When is product innovation a hindrance?
When it is innovation for innovation sake?
Let’s look at a company known for innovation and great products –Google; they have it right – or do they? It seems to me that product companies have teams that create wonderful new products, (Gmail, Google Maps) and you eagerly await the next one…what is the issue with that you say? The issue is these teams seem to stay with a product and tweak it and tweak it and feature enrich it until it ends up worse with each release. The age old maintainability and reliability over complication leads to poor usability.
These days, more often than not your hear the street complaining about the latest version-“Why did they remove select all?”; ”The search on the new version is awful, where is my old search?”; “Why are they auto filtering my email? If I wanted it in that folder I would have set a rule up…” – all complaints due to playing with the old rather than innovating the new.
Let’s look for a moment to the Insurance market – remember years ago when “time to market” was big? What did they do? Tweak the PAS systems to the point you can set up a new product in three days – to what gain?
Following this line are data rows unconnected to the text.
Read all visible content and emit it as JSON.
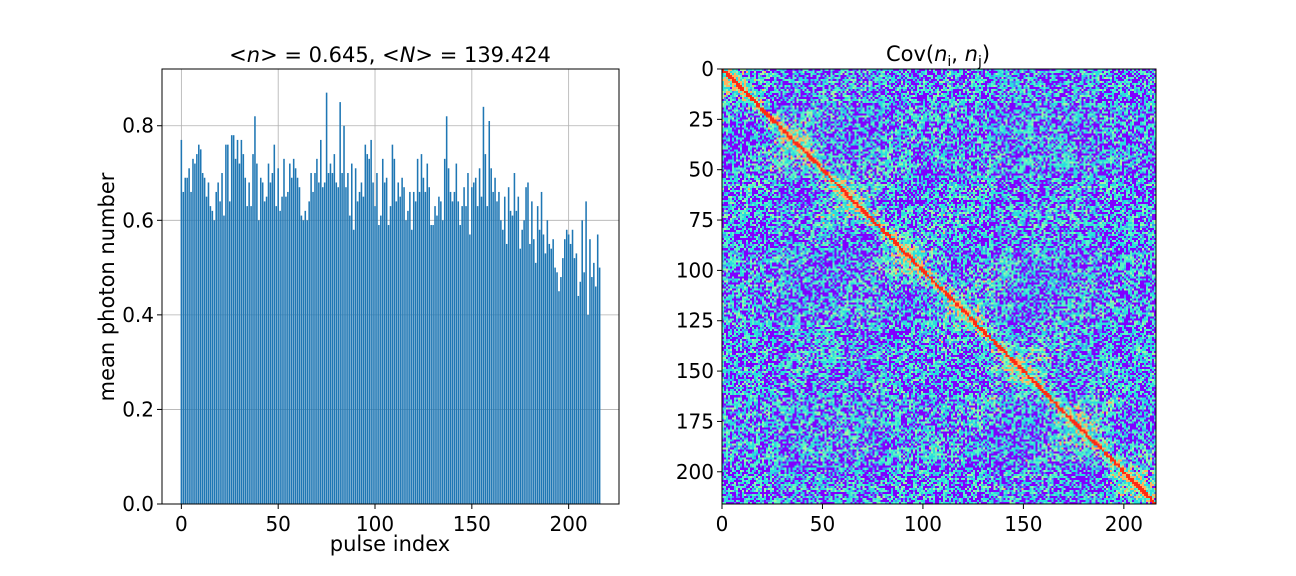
{
  "chart_data": [
    {
      "type": "bar",
      "title": "<n> = 0.645, <N> = 139.424",
      "title_parts": [
        "<",
        "n",
        "> = 0.645, <",
        "N",
        "> = 139.424"
      ],
      "xlabel": "pulse index",
      "ylabel": "mean photon number",
      "xlim": [
        -10,
        226
      ],
      "ylim": [
        0,
        0.92
      ],
      "xticks": [
        0,
        50,
        100,
        150,
        200
      ],
      "yticks": [
        0.0,
        0.2,
        0.4,
        0.6,
        0.8
      ],
      "ytick_labels": [
        "0.0",
        "0.2",
        "0.4",
        "0.6",
        "0.8"
      ],
      "grid": true,
      "bar_color": "#1f77b4",
      "x_start": 0,
      "values": [
        0.77,
        0.66,
        0.69,
        0.69,
        0.71,
        0.66,
        0.73,
        0.72,
        0.74,
        0.76,
        0.75,
        0.7,
        0.69,
        0.65,
        0.68,
        0.63,
        0.62,
        0.6,
        0.66,
        0.68,
        0.64,
        0.7,
        0.61,
        0.76,
        0.76,
        0.64,
        0.78,
        0.78,
        0.73,
        0.77,
        0.72,
        0.77,
        0.74,
        0.69,
        0.63,
        0.68,
        0.63,
        0.74,
        0.82,
        0.72,
        0.6,
        0.69,
        0.68,
        0.64,
        0.65,
        0.72,
        0.68,
        0.7,
        0.76,
        0.63,
        0.71,
        0.62,
        0.65,
        0.73,
        0.65,
        0.66,
        0.72,
        0.69,
        0.73,
        0.71,
        0.69,
        0.67,
        0.61,
        0.6,
        0.62,
        0.6,
        0.64,
        0.7,
        0.66,
        0.7,
        0.73,
        0.68,
        0.77,
        0.67,
        0.68,
        0.87,
        0.7,
        0.72,
        0.7,
        0.74,
        0.68,
        0.67,
        0.85,
        0.7,
        0.8,
        0.67,
        0.7,
        0.61,
        0.72,
        0.58,
        0.71,
        0.64,
        0.66,
        0.68,
        0.65,
        0.76,
        0.74,
        0.73,
        0.77,
        0.68,
        0.63,
        0.7,
        0.59,
        0.61,
        0.73,
        0.68,
        0.69,
        0.59,
        0.63,
        0.76,
        0.73,
        0.64,
        0.68,
        0.65,
        0.69,
        0.67,
        0.6,
        0.62,
        0.66,
        0.58,
        0.66,
        0.64,
        0.73,
        0.66,
        0.74,
        0.69,
        0.66,
        0.72,
        0.67,
        0.59,
        0.59,
        0.63,
        0.61,
        0.65,
        0.64,
        0.6,
        0.73,
        0.82,
        0.71,
        0.66,
        0.64,
        0.66,
        0.72,
        0.64,
        0.59,
        0.63,
        0.67,
        0.63,
        0.7,
        0.57,
        0.67,
        0.68,
        0.69,
        0.63,
        0.71,
        0.65,
        0.84,
        0.74,
        0.63,
        0.81,
        0.71,
        0.66,
        0.69,
        0.64,
        0.66,
        0.6,
        0.58,
        0.65,
        0.55,
        0.67,
        0.62,
        0.61,
        0.7,
        0.62,
        0.65,
        0.54,
        0.58,
        0.6,
        0.67,
        0.68,
        0.55,
        0.64,
        0.56,
        0.51,
        0.63,
        0.58,
        0.66,
        0.57,
        0.53,
        0.6,
        0.55,
        0.54,
        0.56,
        0.5,
        0.49,
        0.45,
        0.48,
        0.52,
        0.56,
        0.58,
        0.57,
        0.55,
        0.58,
        0.52,
        0.53,
        0.44,
        0.47,
        0.6,
        0.49,
        0.64,
        0.4,
        0.56,
        0.48,
        0.51,
        0.46,
        0.57,
        0.5
      ]
    },
    {
      "type": "heatmap",
      "title": "Cov(n_i, n_j)",
      "title_parts": [
        "Cov(",
        "n",
        "i",
        ", ",
        "n",
        "j",
        ")"
      ],
      "size": 216,
      "xlim": [
        0,
        216
      ],
      "ylim": [
        216,
        0
      ],
      "xticks": [
        0,
        50,
        100,
        150,
        200
      ],
      "yticks": [
        0,
        25,
        50,
        75,
        100,
        125,
        150,
        175,
        200
      ],
      "colormap": "rainbow",
      "palette": [
        "#7f00ff",
        "#4a8bf6",
        "#2adddd",
        "#5cf3c6",
        "#a4f4a4",
        "#ffb360",
        "#ff2f18"
      ],
      "diagonal_color": "#ff2a10"
    }
  ]
}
You cannot create and file a product in that time so why be able to get the PAS updated so fast? And why do they continue to invest in that feature?
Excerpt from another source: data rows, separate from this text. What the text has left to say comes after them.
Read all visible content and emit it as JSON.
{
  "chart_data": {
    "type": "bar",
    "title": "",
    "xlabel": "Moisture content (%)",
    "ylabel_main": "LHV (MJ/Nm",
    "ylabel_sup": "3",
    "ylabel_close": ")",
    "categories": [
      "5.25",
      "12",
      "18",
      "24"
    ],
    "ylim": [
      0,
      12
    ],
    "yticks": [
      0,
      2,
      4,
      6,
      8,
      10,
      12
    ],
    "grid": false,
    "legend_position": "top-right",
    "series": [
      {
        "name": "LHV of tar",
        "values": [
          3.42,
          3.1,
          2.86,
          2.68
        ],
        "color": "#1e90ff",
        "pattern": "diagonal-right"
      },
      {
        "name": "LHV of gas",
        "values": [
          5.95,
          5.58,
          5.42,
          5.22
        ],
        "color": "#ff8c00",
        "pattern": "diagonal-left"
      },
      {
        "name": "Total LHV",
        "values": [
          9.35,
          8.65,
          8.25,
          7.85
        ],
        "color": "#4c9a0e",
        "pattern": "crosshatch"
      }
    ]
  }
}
Tweaking an old PAS leads to less reliability and increased maintenance; shortening the lifespan and forcing large injections of capital to replace – Why? Why not invest the short term dollars in enabling your enterprise to grow, facilitate change. The new breed of PAS systems are built on real components, with disconnected services and messaging – the Component Architecture.
More and more vendors are building tools based on such an architecture, removing the heavy integration and allowing the evolution of an enterprise component by component. No more breaking the old by adding the new, instead a simpler, proven method of extending or replacing the old without the integration and conversion nightmares of the past.
Why do I say product extension and feature tweaking is a “one minute strategy”? Because just like most Enterprise Roadmaps we see today, this development and innovation model lack thought and lacks a strategic vision. Instead of taking a moment to right the ship and steer a course into calmer water, these strategies propagate tactical solutions that never reach to the nub of the issue. We do not all have $50M to spend to keep replacing so we need an alternative, a different mode and that mode is to embrace the new architecture, get ready for it and then be able to accelerate change.
So next time you look at your product or your enterprise, try to think out of the box and stop trying to make a steering wheel better – it is round and it works…..look for ways to integrate it better….allowing future growth and expansion without the growing pains.